Un rapport dévastateur pour l'avenir politique de Joe Biden?

9 Feb 2024

Dans son rapport sur la gestion des documents confidentiels par Joe Biden, l’avocat spécial chargé de l'enquête recommande de ne pas déposer des accusations criminelles contre le président démocrate. Bonne nouvelle pour lui? Oui, sauf que le rapport met en doute ses capacités intellectuelles, ce qui n’est pas bon signe pour sa crédibilité pour la présidentielle de novembre.

Joe Biden - Figure 1
Photo ICI.Radio-Canada.ca

Robert Hur, l'avocat spécial chargé d'enquêter sur le président Biden a déclaré dans un rapport publié jeudi qu'il avait décidé qu'aucune accusation criminelle n'était justifiée contre Joe Biden concernant sa gestion de documents classifiés après avoir quitté la vice-présidence au début de 2017, même s’il avait trouvé quelques petites preuves que le président démocrate avait volontairement conservé et divulgué certains documents délicats.

Le rapport de 345 pages pourrait, en tout cas, s'avérer un handicap politique, car il décrit Joe Biden, 81 ans, comme un vieil homme distrait qui conservait chez lui des carnets et des documents contenant des informations classifiées — une description cinglante qui sera probablement utilisée contre lui maintes fois par les républicains.

Un vieil homme à la mémoire défaillante

Ce qui frappe, ce sont les descriptions du rapport du conseiller spécial Hur sur les trous de mémoire du président Biden et qui sont potentiellement très préjudiciables à la campagne de réélection de ce dernier, qui doit faire face de plus en plus à des questions sur son âge et son acuité mentale.

L’avocat spécial chargé de l’enquête sur la gestion des documents a décrit les entretiens avec Joe Biden au cours desquels celui-ci ne se souvenait pas de la date de son mandat de vice-président, de l'année de la mort de son fils ou des personnes avec lesquelles il était d'accord au cours des débats sur la politique à mener.
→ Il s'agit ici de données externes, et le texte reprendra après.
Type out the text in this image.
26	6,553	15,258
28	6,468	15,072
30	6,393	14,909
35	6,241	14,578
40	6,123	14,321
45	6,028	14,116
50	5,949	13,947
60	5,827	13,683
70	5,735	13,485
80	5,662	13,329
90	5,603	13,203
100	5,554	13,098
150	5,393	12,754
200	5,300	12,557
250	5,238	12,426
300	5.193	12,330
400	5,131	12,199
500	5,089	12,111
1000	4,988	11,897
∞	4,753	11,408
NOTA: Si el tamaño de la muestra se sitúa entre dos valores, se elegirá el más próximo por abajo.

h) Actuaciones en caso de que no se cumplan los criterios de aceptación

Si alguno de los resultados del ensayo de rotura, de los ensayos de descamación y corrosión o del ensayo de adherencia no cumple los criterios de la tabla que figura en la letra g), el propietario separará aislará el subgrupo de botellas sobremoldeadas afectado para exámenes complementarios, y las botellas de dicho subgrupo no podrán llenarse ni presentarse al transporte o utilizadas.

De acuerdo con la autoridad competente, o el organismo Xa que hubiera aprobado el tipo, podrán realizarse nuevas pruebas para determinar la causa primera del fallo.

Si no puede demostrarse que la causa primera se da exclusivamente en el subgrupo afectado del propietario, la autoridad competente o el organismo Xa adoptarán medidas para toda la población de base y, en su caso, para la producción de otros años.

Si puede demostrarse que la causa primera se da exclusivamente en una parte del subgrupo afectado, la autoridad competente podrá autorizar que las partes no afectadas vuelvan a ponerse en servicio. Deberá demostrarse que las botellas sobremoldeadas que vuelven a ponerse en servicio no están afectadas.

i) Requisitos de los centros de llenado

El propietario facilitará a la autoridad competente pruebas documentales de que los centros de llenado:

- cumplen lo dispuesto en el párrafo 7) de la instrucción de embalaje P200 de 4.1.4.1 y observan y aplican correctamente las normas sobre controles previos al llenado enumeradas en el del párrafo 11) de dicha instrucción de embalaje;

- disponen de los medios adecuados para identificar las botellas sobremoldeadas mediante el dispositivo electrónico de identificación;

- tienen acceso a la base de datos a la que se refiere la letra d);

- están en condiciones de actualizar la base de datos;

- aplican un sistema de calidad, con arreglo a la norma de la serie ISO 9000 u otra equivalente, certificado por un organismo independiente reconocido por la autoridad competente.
Nous avons également pris en compte le fait que Monsieur Biden se présenterait au procès, comme il l'a fait lors de notre entretien, comme un homme âgé, sympathique et bien intentionné, doté d'une mauvaise mémoire, lit-on dans le rapport qui indique qu'il serait difficile de convaincre un jury de le condamner - alors qu'il est un ancien président âgé de plus de 80 ans.

Autant dire, Joe Biden est un bon vieux monsieur qui a fauté, mais peut-on lui en vouloir à cause de sa mauvaise mémoire, ce qui n’est pas très vendeur pour le commandant en chef des États-Unis.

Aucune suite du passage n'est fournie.